Copper and nickel are both softer heading into March 23, though copper is taking the clearer hit in the latest public pricing. Trading Economics shows copper at $5.25/lb on March 23, down 1.82% on the day. Nickel’s latest public Trading Economics quote is $16,885/tonne on March 20, down 1.05% on that session, so nickel’s posted market data is lagging copper by a few days.
Today’s pricing snapshot
Copper is down 11.55% over the past month but still 3.78% higher than a year ago, according to Trading Economics. Nickel is down 2.31% over the past month but remains 4.16% higher year over year on the latest available public quote. That leaves copper under more immediate pressure, while nickel still looks somewhat steadier on a medium-term basis despite recent weakness.
5 key drivers behind today’s move
1) Copper still has a real concentrate shortage underneath the market
One of copper’s biggest structural supports remains the squeeze in concentrate supply. Reuters-reported coverage says Antofagasta and a Chinese copper smelter agreed on 2026 treatment and refining charges of $0 per metric ton and 0 cents per pound, versus $21.25/tonne and 2.125 cents/lb for 2025. That kind of TC/RC collapse is a strong sign that smelter feedstock remains extremely tight, even when spot copper prices are falling.
2) High visible inventories are still capping copper’s upside
Copper’s near-term problem is that the market can still see a lot of metal in storage. Recent market reporting highlighted global exchange inventories moving above 1 million tonnes, the first time since 2004, and that visible stock overhang helps explain why copper can have a bullish long-term supply story while still selling off sharply in the short term. This is also consistent with Trading Economics’ latest copper price weakness on March 23.
3) Indonesia’s quota cuts are still the main nickel story
Nickel’s core support remains Indonesia’s tighter ore policy. Trading Economics reported last month that Indonesia approved 2026 nickel ore quotas of about 260–270 million tons, well below 379 million tons in 2025, in an effort to curb oversupply and support prices. Since Indonesia dominates global nickel supply growth, quota cuts of that size remain one of the most important drivers in the nickel market.

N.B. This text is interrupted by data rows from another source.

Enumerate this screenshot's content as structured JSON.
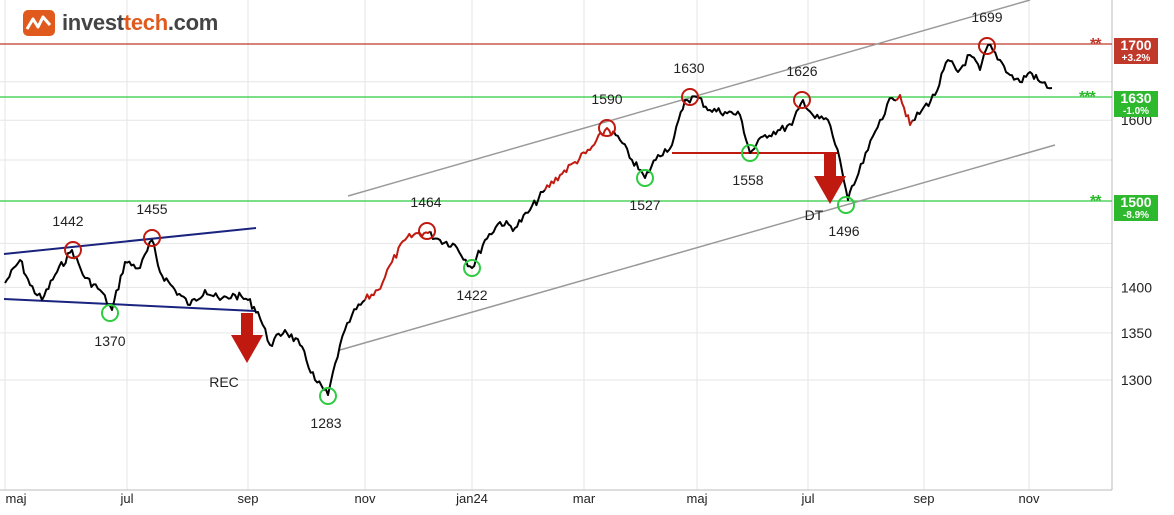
{
  "logo": {
    "part1": "invest",
    "part2": "tech",
    "part3": ".com"
  },
  "chart_data": {
    "type": "line",
    "x_ticks": [
      "maj",
      "jul",
      "sep",
      "nov",
      "jan24",
      "mar",
      "maj",
      "jul",
      "sep",
      "nov"
    ],
    "y_ticks": [
      1300,
      1350,
      1400,
      1600
    ],
    "grid": true,
    "y_scale": "log",
    "levels": [
      {
        "value": "1700",
        "change": "+3.2%",
        "stars": "**",
        "color": "#c0392b"
      },
      {
        "value": "1630",
        "change": "-1.0%",
        "stars": "***",
        "color": "#2eb82e"
      },
      {
        "value": "1500",
        "change": "-8.9%",
        "stars": "**",
        "color": "#2eb82e"
      }
    ],
    "tops": [
      "1442",
      "1455",
      "1464",
      "1590",
      "1630",
      "1626",
      "1699"
    ],
    "bottoms": [
      "1370",
      "1283",
      "1422",
      "1527",
      "1558",
      "1496"
    ],
    "signals": [
      "REC",
      "DT"
    ],
    "colors": {
      "price": "#000000",
      "buy_signal": "#c01a10",
      "support": "#2ecc40",
      "resistance": "#c0392b",
      "trend_channel": "#999999",
      "short_channel": "#1a237e"
    }
  }
}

4) Weda Bay made the nickel tightening story more credible
Nickel’s supply story became more believable once traders focused on major mine-level restrictions. Recent corporate and market reporting tied the Indonesian quota policy to tighter permitted production at PT Weda Bay Nickel, reinforcing the idea that Indonesia is serious about market balance rather than just using verbal guidance.
5) Nickel is now feeling broader risk-off pressure too
Even with Indonesia’s supply restraint, nickel has also been hit by broader industrial-metals caution. Trading Economics reported nickel futures slid toward $17,100/tonne in mid-March, hitting a multi-month low amid rising global risk aversion, higher oil prices, and inflation concerns. That helps explain why nickel can have a supportive supply story and still weaken in the short term.
What to watch next
For copper, the key question is whether the concentrate squeeze starts to matter more than the drag from visible inventories and weak near-term sentiment. For nickel, traders will keep watching whether Indonesia maintains tighter quotas and whether actual mine output stays constrained enough to offset broader macro pressure. In both markets, the next move likely depends on whether supply tightness can outweigh cautious risk sentiment.
Bottom line
On March 23, 2026, copper looks weaker because the market is focusing on visible inventory pressure, while nickel is being pulled between Indonesia’s supportive quota cuts and a broader risk-off backdrop. Copper still has the clearer long-term scarcity story, but nickel remains the more policy-sensitive metal day to day.